Despite a public apology from the NSBA in October, the episode fueled another multi-state lawsuit against the Biden administration filed this spring, this one demanding that Biden, U.S. Education Secretary Miguel Cardona and U.S. Attorney General Merrick Garland surrender emails, memos and other documents related to the organization’s request. Knudsen was among the 14 Republican attorneys general who launched the litigation.
“Parents concerned with what their kids are being taught in school are not domestic terrorists — and the White House’s attempt to label them as such is deeply troubling,” Knudsen said in a statement distributed by OPI March 7. “Montanans deserve a full accounting of the Biden administration’s plans to surveil parents who attended school board meetings.”
In the same announcement, Arntzen — already an outspoken supporter of the parental rights movement — praised Knudsen for supporting “our Montana family values and government transparency.”

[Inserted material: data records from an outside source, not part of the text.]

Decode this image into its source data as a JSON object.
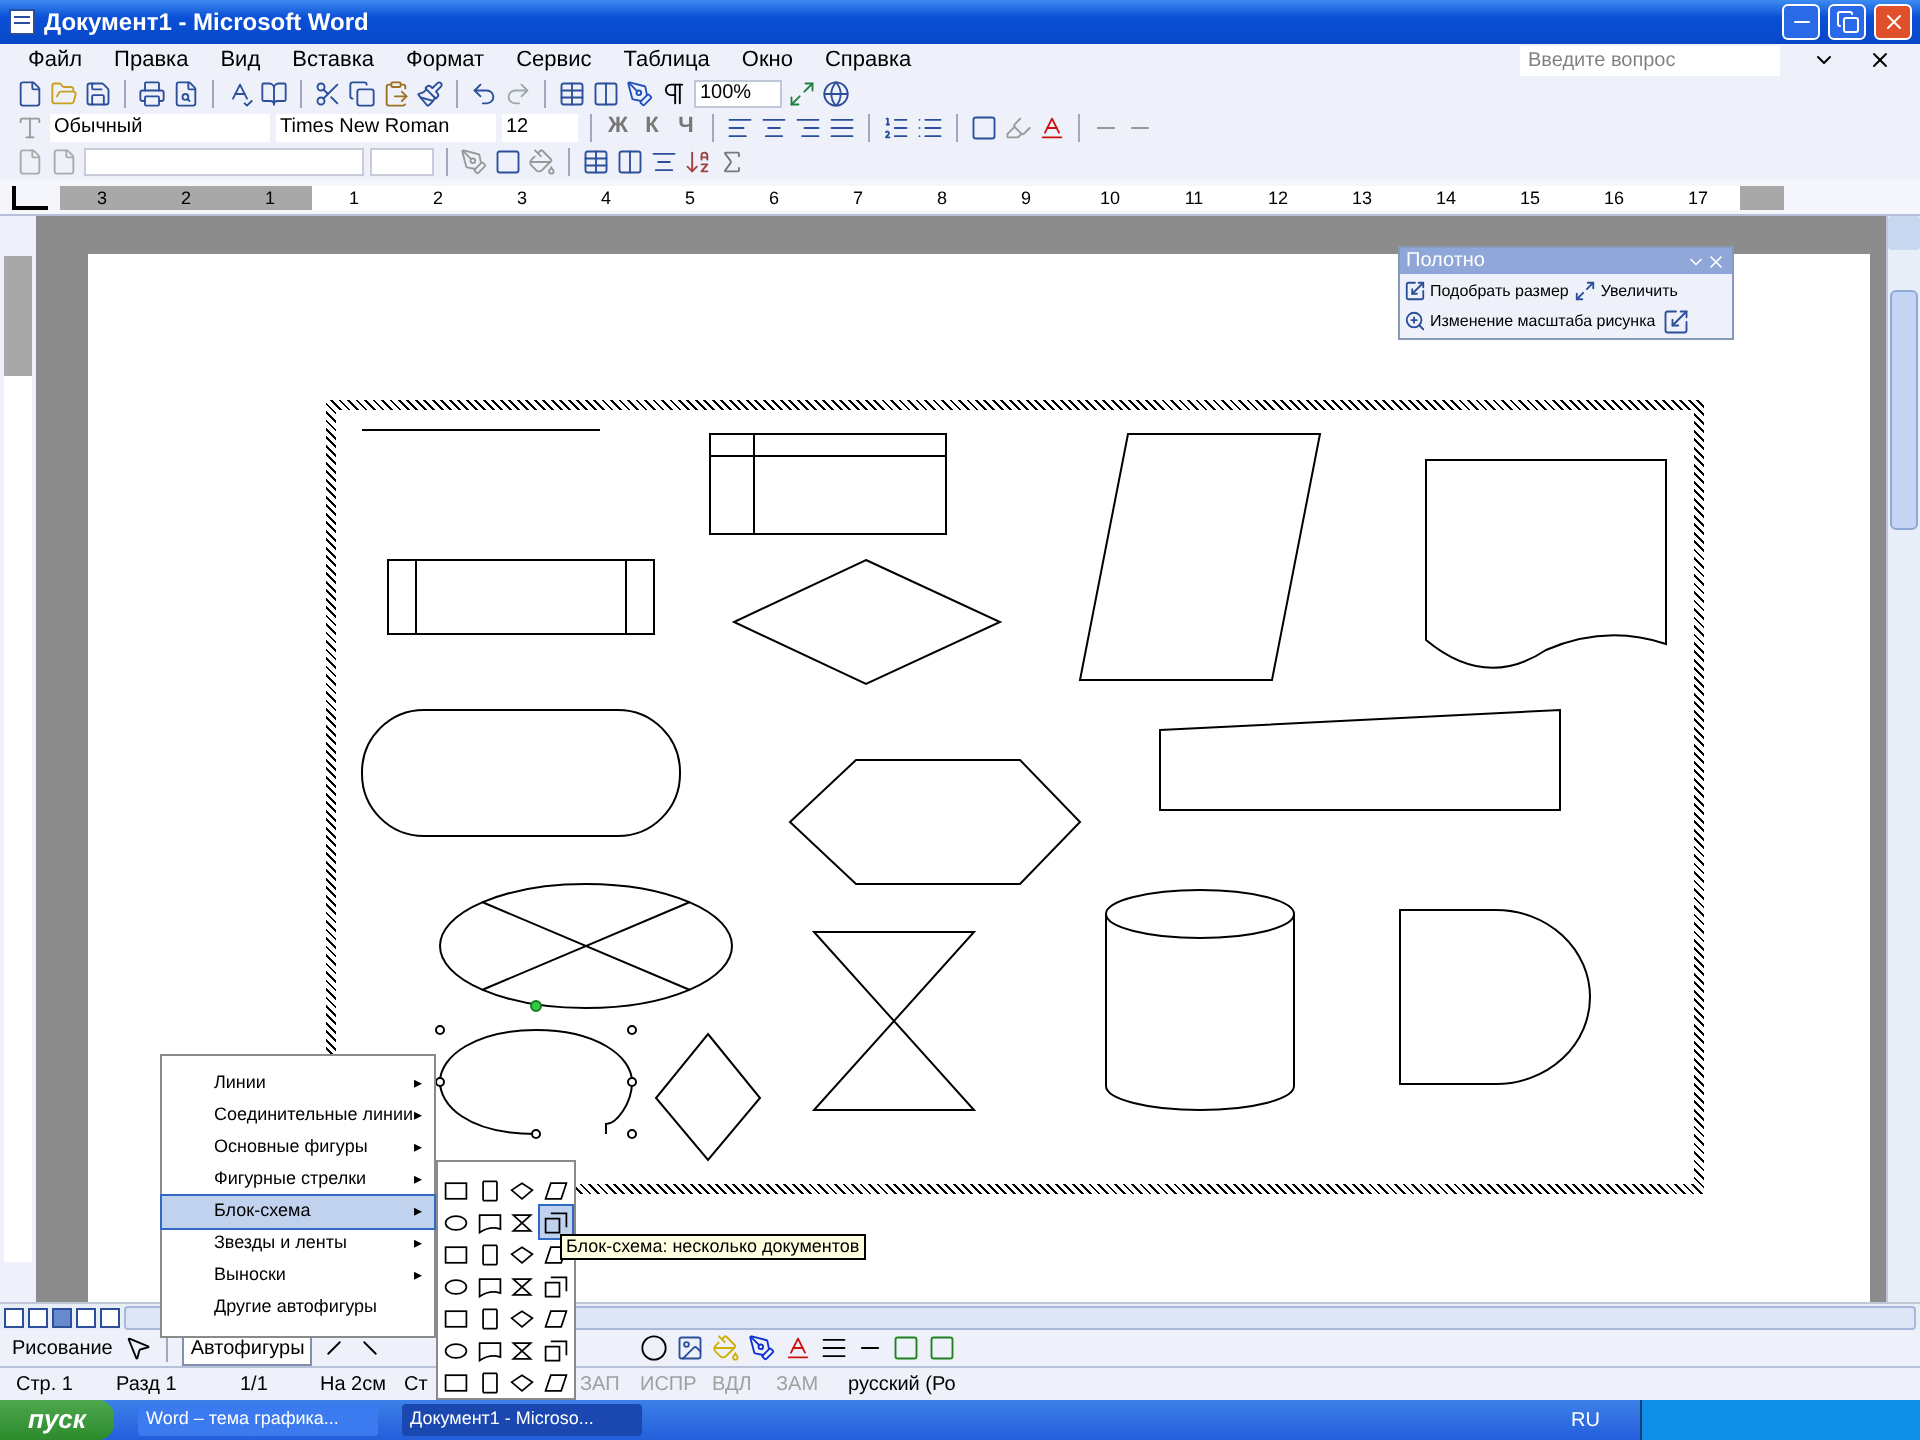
{
  "window": {
    "title": "Документ1 - Microsoft Word"
  },
  "menu": [
    "Файл",
    "Правка",
    "Вид",
    "Вставка",
    "Формат",
    "Сервис",
    "Таблица",
    "Окно",
    "Справка"
  ],
  "help_search": {
    "placeholder": "Введите вопрос"
  },
  "standard_toolbar": {
    "zoom": "100%"
  },
  "formatting_toolbar": {
    "style": "Обычный",
    "font": "Times New Roman",
    "size": "12",
    "format_buttons": [
      "Ж",
      "К",
      "Ч"
    ]
  },
  "ruler": {
    "numbers": [
      "3",
      "2",
      "1",
      "1",
      "2",
      "3",
      "4",
      "5",
      "6",
      "7",
      "8",
      "9",
      "10",
      "11",
      "12",
      "13",
      "14",
      "15",
      "16",
      "17"
    ]
  },
  "canvas_toolbar": {
    "title": "Полотно",
    "buttons": [
      "Подобрать размер",
      "Увеличить",
      "Изменение масштаба рисунка"
    ]
  },
  "autoshapes_menu": [
    {
      "label": "Линии",
      "selected": false,
      "arrow": "▸"
    },
    {
      "label": "Соединительные линии",
      "selected": false,
      "arrow": "▸"
    },
    {
      "label": "Основные фигуры",
      "selected": false,
      "arrow": "▸"
    },
    {
      "label": "Фигурные стрелки",
      "selected": false,
      "arrow": "▸"
    },
    {
      "label": "Блок-схема",
      "selected": true,
      "arrow": "▸"
    },
    {
      "label": "Звезды и ленты",
      "selected": false,
      "arrow": "▸"
    },
    {
      "label": "Выноски",
      "selected": false,
      "arrow": "▸"
    },
    {
      "label": "Другие автофигуры",
      "selected": false
    }
  ],
  "flowchart_palette": [
    {
      "selected": false
    },
    {
      "selected": false
    },
    {
      "selected": false
    },
    {
      "selected": false
    },
    {
      "selected": false
    },
    {
      "selected": false
    },
    {
      "selected": false
    },
    {
      "selected": true
    },
    {
      "selected": false
    },
    {
      "selected": false
    },
    {
      "selected": false
    },
    {
      "selected": false
    },
    {
      "selected": false
    },
    {
      "selected": false
    },
    {
      "selected": false
    },
    {
      "selected": false
    },
    {
      "selected": false
    },
    {
      "selected": false
    },
    {
      "selected": false
    },
    {
      "selected": false
    },
    {
      "selected": false
    },
    {
      "selected": false
    },
    {
      "selected": false
    },
    {
      "selected": false
    },
    {
      "selected": false
    },
    {
      "selected": false
    },
    {
      "selected": false
    },
    {
      "selected": false
    }
  ],
  "tooltip": "Блок-схема: несколько документов",
  "drawing_toolbar": {
    "draw": "Рисование",
    "autoshapes": "Автофигуры"
  },
  "status_bar": [
    {
      "text": "Стр. 1",
      "disabled": false
    },
    {
      "text": "Разд 1",
      "disabled": false
    },
    {
      "text": "1/1",
      "disabled": false
    },
    {
      "text": "На 2см",
      "disabled": false
    },
    {
      "text": "Ст",
      "disabled": false
    },
    {
      "text": "ЗАП",
      "disabled": true
    },
    {
      "text": "ИСПР",
      "disabled": true
    },
    {
      "text": "ВДЛ",
      "disabled": true
    },
    {
      "text": "ЗАМ",
      "disabled": true
    },
    {
      "text": "русский (Ро",
      "disabled": false
    }
  ],
  "taskbar": {
    "start": "пуск",
    "tasks": [
      {
        "label": "Word – тема графика...",
        "selected": false
      },
      {
        "label": "Документ1 - Microso...",
        "selected": true
      }
    ],
    "language": "RU"
  }
}
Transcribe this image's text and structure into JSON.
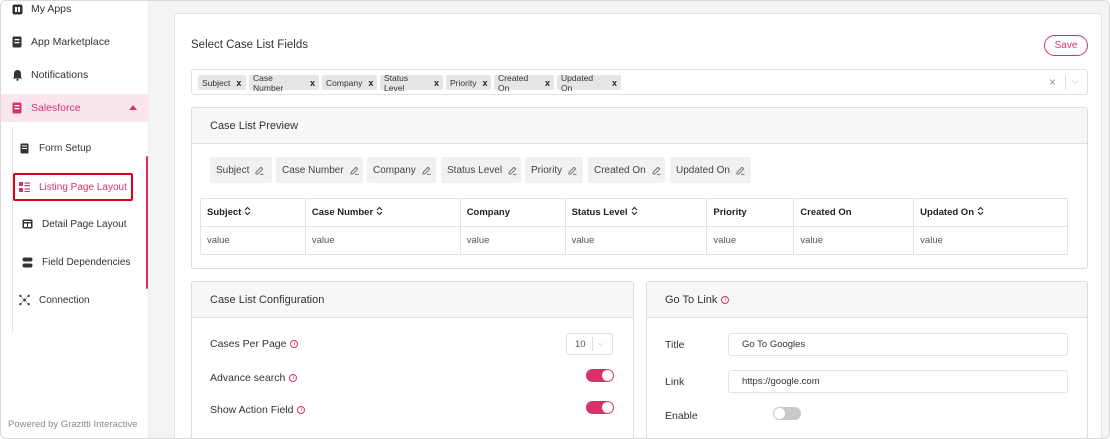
{
  "sidebar": {
    "items": [
      {
        "label": "My Apps",
        "icon": "apps-icon"
      },
      {
        "label": "App Marketplace",
        "icon": "marketplace-icon"
      },
      {
        "label": "Notifications",
        "icon": "bell-icon"
      },
      {
        "label": "Salesforce",
        "icon": "salesforce-icon",
        "active": true
      }
    ],
    "subitems": [
      {
        "label": "Form Setup",
        "icon": "form-icon"
      },
      {
        "label": "Listing Page Layout",
        "icon": "list-layout-icon",
        "selected": true
      },
      {
        "label": "Detail Page Layout",
        "icon": "detail-layout-icon"
      },
      {
        "label": "Field Dependencies",
        "icon": "dependencies-icon"
      },
      {
        "label": "Connection",
        "icon": "connection-icon"
      }
    ],
    "footer": "Powered by Grazitti Interactive"
  },
  "main": {
    "title": "Select Case List Fields",
    "save_label": "Save",
    "selected_fields": [
      "Subject",
      "Case Number",
      "Company",
      "Status Level",
      "Priority",
      "Created On",
      "Updated On"
    ],
    "clear_symbol": "×",
    "chevron_symbol": "⌵"
  },
  "preview": {
    "title": "Case List Preview",
    "chips": [
      "Subject",
      "Case Number",
      "Company",
      "Status Level",
      "Priority",
      "Created On",
      "Updated On"
    ],
    "columns": [
      {
        "label": "Subject",
        "sortable": true
      },
      {
        "label": "Case Number",
        "sortable": true
      },
      {
        "label": "Company",
        "sortable": false
      },
      {
        "label": "Status Level",
        "sortable": true
      },
      {
        "label": "Priority",
        "sortable": false
      },
      {
        "label": "Created On",
        "sortable": false
      },
      {
        "label": "Updated On",
        "sortable": true
      }
    ],
    "row": [
      "value",
      "value",
      "value",
      "value",
      "value",
      "value",
      "value"
    ]
  },
  "config": {
    "title": "Case List Configuration",
    "cases_per_page_label": "Cases Per Page",
    "cases_per_page_value": "10",
    "advance_search_label": "Advance search",
    "advance_search_on": true,
    "show_action_label": "Show Action Field",
    "show_action_on": true
  },
  "goto": {
    "title": "Go To Link",
    "title_label": "Title",
    "title_value": "Go To Googles",
    "link_label": "Link",
    "link_value": "https://google.com",
    "enable_label": "Enable",
    "enable_on": false
  },
  "colors": {
    "accent": "#d6336c",
    "highlight_border": "#e0001b"
  }
}
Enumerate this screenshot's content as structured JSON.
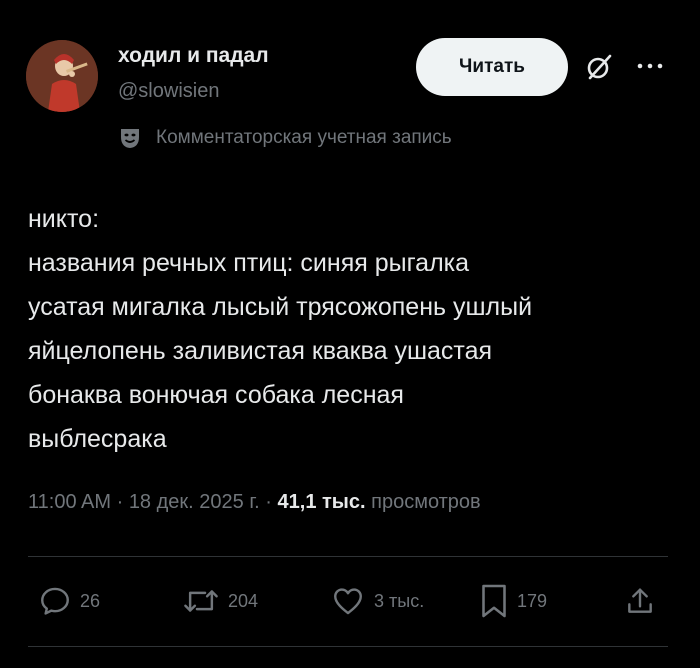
{
  "author": {
    "display_name": "ходил и падал",
    "handle": "@slowisien"
  },
  "header": {
    "follow_label": "Читать",
    "grok_icon": "grok-icon",
    "more_icon": "more-dots-icon"
  },
  "account_type": {
    "icon": "theater-mask-icon",
    "label": "Комментаторская учетная запись"
  },
  "tweet": {
    "lines": [
      "никто:",
      "названия речных птиц: синяя рыгалка",
      "усатая мигалка лысый трясожопень ушлый",
      "яйцелопень заливистая кваква ушастая",
      "бонаква вонючая собака лесная",
      "выблесрака"
    ]
  },
  "meta": {
    "time": "11:00 AM",
    "separator": " · ",
    "date": "18 дек. 2025 г.",
    "views_count": "41,1 тыс.",
    "views_label": "просмотров"
  },
  "actions": {
    "replies": "26",
    "reposts": "204",
    "likes": "3 тыс.",
    "bookmarks": "179"
  },
  "colors": {
    "background": "#000000",
    "text_primary": "#e7e9ea",
    "text_secondary": "#71767b",
    "button_bg": "#eff3f4",
    "divider": "#2f3336"
  }
}
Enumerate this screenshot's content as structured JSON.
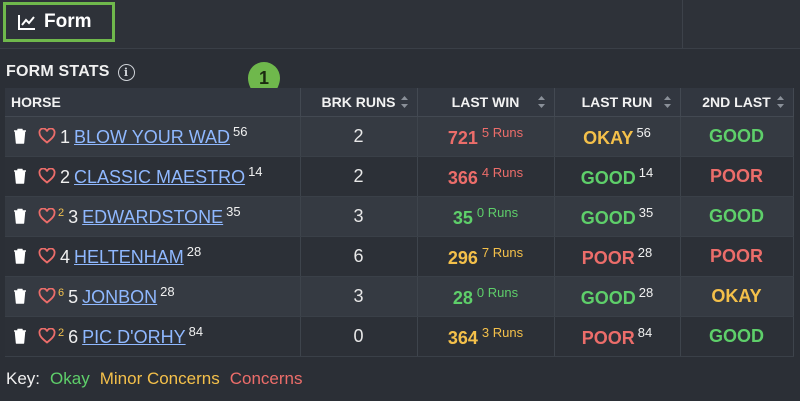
{
  "topbar": {
    "form_tab_label": "Form",
    "form_tab_icon": "line-chart-icon"
  },
  "section": {
    "title": "FORM STATS",
    "info_icon": "i"
  },
  "marker": {
    "label": "1",
    "color": "#6fb84c"
  },
  "table": {
    "headers": [
      "HORSE",
      "BRK RUNS",
      "LAST WIN",
      "LAST RUN",
      "2ND LAST"
    ],
    "rows": [
      {
        "badge": "",
        "num": "1",
        "name": "BLOW YOUR WAD",
        "sup": "56",
        "brk": "2",
        "last_win": "721",
        "last_win_runs": "5 Runs",
        "last_win_color": "red",
        "last_run": "OKAY",
        "last_run_sup": "56",
        "last_run_color": "yellow",
        "second_last": "GOOD",
        "second_last_color": "green"
      },
      {
        "badge": "",
        "num": "2",
        "name": "CLASSIC MAESTRO",
        "sup": "14",
        "brk": "2",
        "last_win": "366",
        "last_win_runs": "4 Runs",
        "last_win_color": "red",
        "last_run": "GOOD",
        "last_run_sup": "14",
        "last_run_color": "green",
        "second_last": "POOR",
        "second_last_color": "red"
      },
      {
        "badge": "2",
        "num": "3",
        "name": "EDWARDSTONE",
        "sup": "35",
        "brk": "3",
        "last_win": "35",
        "last_win_runs": "0 Runs",
        "last_win_color": "green",
        "last_run": "GOOD",
        "last_run_sup": "35",
        "last_run_color": "green",
        "second_last": "GOOD",
        "second_last_color": "green"
      },
      {
        "badge": "",
        "num": "4",
        "name": "HELTENHAM",
        "sup": "28",
        "brk": "6",
        "last_win": "296",
        "last_win_runs": "7 Runs",
        "last_win_color": "yellow",
        "last_run": "POOR",
        "last_run_sup": "28",
        "last_run_color": "red",
        "second_last": "POOR",
        "second_last_color": "red"
      },
      {
        "badge": "6",
        "num": "5",
        "name": "JONBON",
        "sup": "28",
        "brk": "3",
        "last_win": "28",
        "last_win_runs": "0 Runs",
        "last_win_color": "green",
        "last_run": "GOOD",
        "last_run_sup": "28",
        "last_run_color": "green",
        "second_last": "OKAY",
        "second_last_color": "yellow"
      },
      {
        "badge": "2",
        "num": "6",
        "name": "PIC D'ORHY",
        "sup": "84",
        "brk": "0",
        "last_win": "364",
        "last_win_runs": "3 Runs",
        "last_win_color": "yellow",
        "last_run": "POOR",
        "last_run_sup": "84",
        "last_run_color": "red",
        "second_last": "GOOD",
        "second_last_color": "green"
      }
    ]
  },
  "key": {
    "label": "Key:",
    "okay": "Okay",
    "minor": "Minor Concerns",
    "concerns": "Concerns"
  },
  "colors": {
    "green": "#5ecf6a",
    "yellow": "#f4c04a",
    "red": "#ec6d6a",
    "link": "#8fb8ff",
    "accent": "#6fb84c"
  }
}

Given the heightened profile of public education issues in recent years, civil rights and race-based instruction are likely not the only issues where Arntzen and Knudsen will find shared ideological ground and opportunities for action. O’Leary wrote that Arntzen has had “a strong relationship” with both Knudsen and his predecessor as attorney general, Republican Tim Fox, and that Knudsen’s office is actively representing OPI as the defendant in a class-action lawsuit alleging the state’s failure to make good on its constitutional guarantee of Indian Education for All. That lawsuit was filed in Cascade County District Court last summer by the ACLU, the Native American Rights Fund and five Montana tribal communities.
O’Leary added that Knudsen’s office is also working with OPI and other state attorneys general offices on a federal rulemaking petition related to “student discipline.” O’Leary said he could not elaborate on the latter because “the details are still being worked on.”